嘘はやがて、花を咲かせる。

エイプリルフール











それから毎日、私は生徒会室に行く前に花壇を見に来た。







そんな、ある日。










咲いた。

咲いているよ。


チューリップ。











私は走って、長谷田先生を探しに行った。













「…咲いたな」

「咲きました」




今日は、エイプリルフール。







嘘つきのあなたたちが植えたから、今日咲くことにしたよ。

なんて言葉が聞こえてきそうなチューリップたち。






嘘で~す。本物の花ではありません、造花でした。

とか、あり得るかな?







そんなこと1人で考えて思わず笑いが零れる。






「…何笑ってんだよ」

「いいえ、何もありません」






『商高花壇』の前で2人、咲いたチューリップを眺める。





ピンク、赤、白の3色が、長い花壇に咲いていた。








「先生、この3色の花言葉は何ですか」

「……え、お前。チューリップに色別の花言葉があること覚えてたのか?」

「はい」







チューリップの花言葉は『博愛、思いやり』


色別の花言葉もあるけれど、何色が咲くかは言えないと言われてはぐらかされた。









「……知りたければ。生徒会室、集合」


「え?」




そう言って先生は早歩きで校舎に向かいはじめた。



「え…待って」



私も早歩きで、先生の後を追った。

















生徒会室に着くと、先生は何故か扉の鍵を閉めた。






「…何で?」

「何故だろうな」












そして長谷田先生は唇を噛みしめて…私を抱きしめた。







先生の突然の行動に、体が硬直する。










「…先生……。
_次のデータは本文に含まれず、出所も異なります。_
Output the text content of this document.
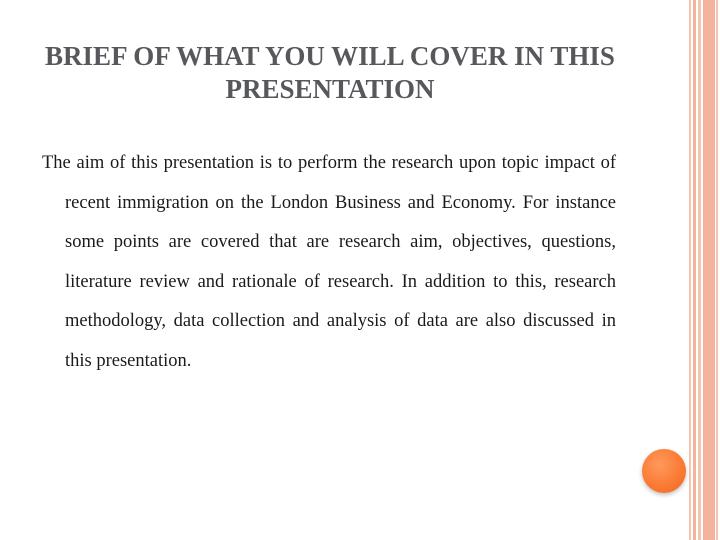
BRIEF OF WHAT YOU WILL COVER IN THIS PRESENTATION

The aim of this presentation is to perform the research upon topic impact of recent immigration on the London Business and Economy. For instance some points are covered that are research aim, objectives, questions, literature review and rationale of research. In addition to this, research methodology, data collection and analysis of data are also discussed in this presentation.
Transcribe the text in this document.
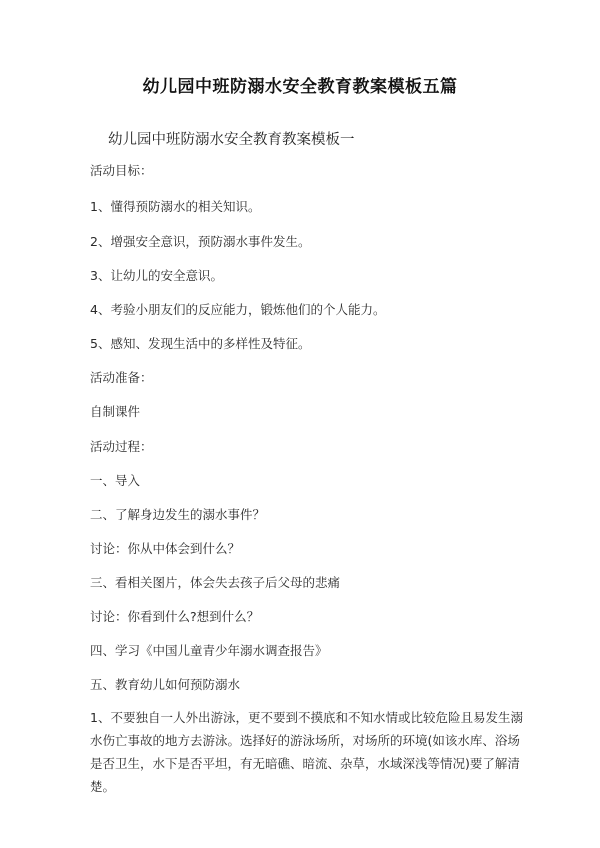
幼儿园中班防溺水安全教育教案模板五篇
幼儿园中班防溺水安全教育教案模板一
活动目标：
1、懂得预防溺水的相关知识。
2、增强安全意识，预防溺水事件发生。
3、让幼儿的安全意识。
4、考验小朋友们的反应能力，锻炼他们的个人能力。
5、感知、发现生活中的多样性及特征。
活动准备：
自制课件
活动过程：
一、导入
二、了解身边发生的溺水事件？
讨论：你从中体会到什么？
三、看相关图片，体会失去孩子后父母的悲痛
讨论：你看到什么?想到什么？
四、学习《中国儿童青少年溺水调查报告》
五、教育幼儿如何预防溺水
1、不要独自一人外出游泳，更不要到不摸底和不知水情或比较危险且易发生溺水伤亡事故的地方去游泳。选择好的游泳场所，对场所的环境(如该水库、浴场是否卫生，水下是否平坦，有无暗礁、暗流、杂草，水域深浅等情况)要了解清楚。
何ですか…」

「渡里、俺はお前が嫌いだ」

「知っています。私も、先生が嫌いです」

「…………なら、何で抵抗しないんだよ」

「先生こそ、行動と言葉が矛盾していますよ」







抱きしめる先生の手が優しすぎてむず痒い。

そっと上を向くと、眉間に皺を寄せた先生の顔が見えた。






「渡里……嫌い」

「私も。先生が嫌いです」

「あぁ、嫌い」

「嫌い」

「お前なんか嫌いだ」

「先生大嫌い」






先生は私の顎に指を添え、そっと唇を重ねてきた。





「…………」





ビックリしすぎて…思考が停止する。







「……エイプリルフールにしては…やり過ぎです」

「……………ピンクは、愛の芽生え」

「え?」

「赤は、愛の告白。白は…新しい愛」

「……」

「花が咲いたら、俺が伝えたいと…思っていたこと。嘘だらけの俺たちの“嘘を取り払う”、希望の花になる……はずだった」

「…」

「なのに、この花たち。よりによってエイプリルフールに咲きやがったからな。なんかそれすら嘘みたいになってしまったよ。…………嘘つきの俺には…ぴったりかもしれねぇが」





そう言いながら再び唇を重ねた。


私に触れる手が少しだけ震えている。







「……なぁ、渡里。生徒会長として頑張る渡里のこと、一番近くで…支えさせてもいいか?」





耳を疑うような一言に、意識が遠のきそうになる。






「……」







そっと目を閉じ、精一杯の一言を捻り出した。






「…エイプリルフールだから。全て嘘に聞こえます」






「……嘘は…さっきの“嫌い”までなんだが。……もう、何が嘘で何が本当か分からねぇな」







私が返答を考える前に、先生はもう一度唇を重ねた。






「渡里…。これからは俺がそばにいて、いつでも助けてやる」


「……」




長谷田先生は、見たことがないくらい優しい表情をしていた。








心拍数が上がる。

全身に響く心臓の音は、私のものか、先生のものか…。



それすらも分からない。








「…先生は、球根を購入した時から…花が咲いた時のシチュエーションを考えていたのですか」






そんな私の一言に先生の体が飛び跳ねる。







「………残念だが……それは、言えないな」







顔を真っ赤にした先生は、顔を隠すように力強く私を抱きしめた。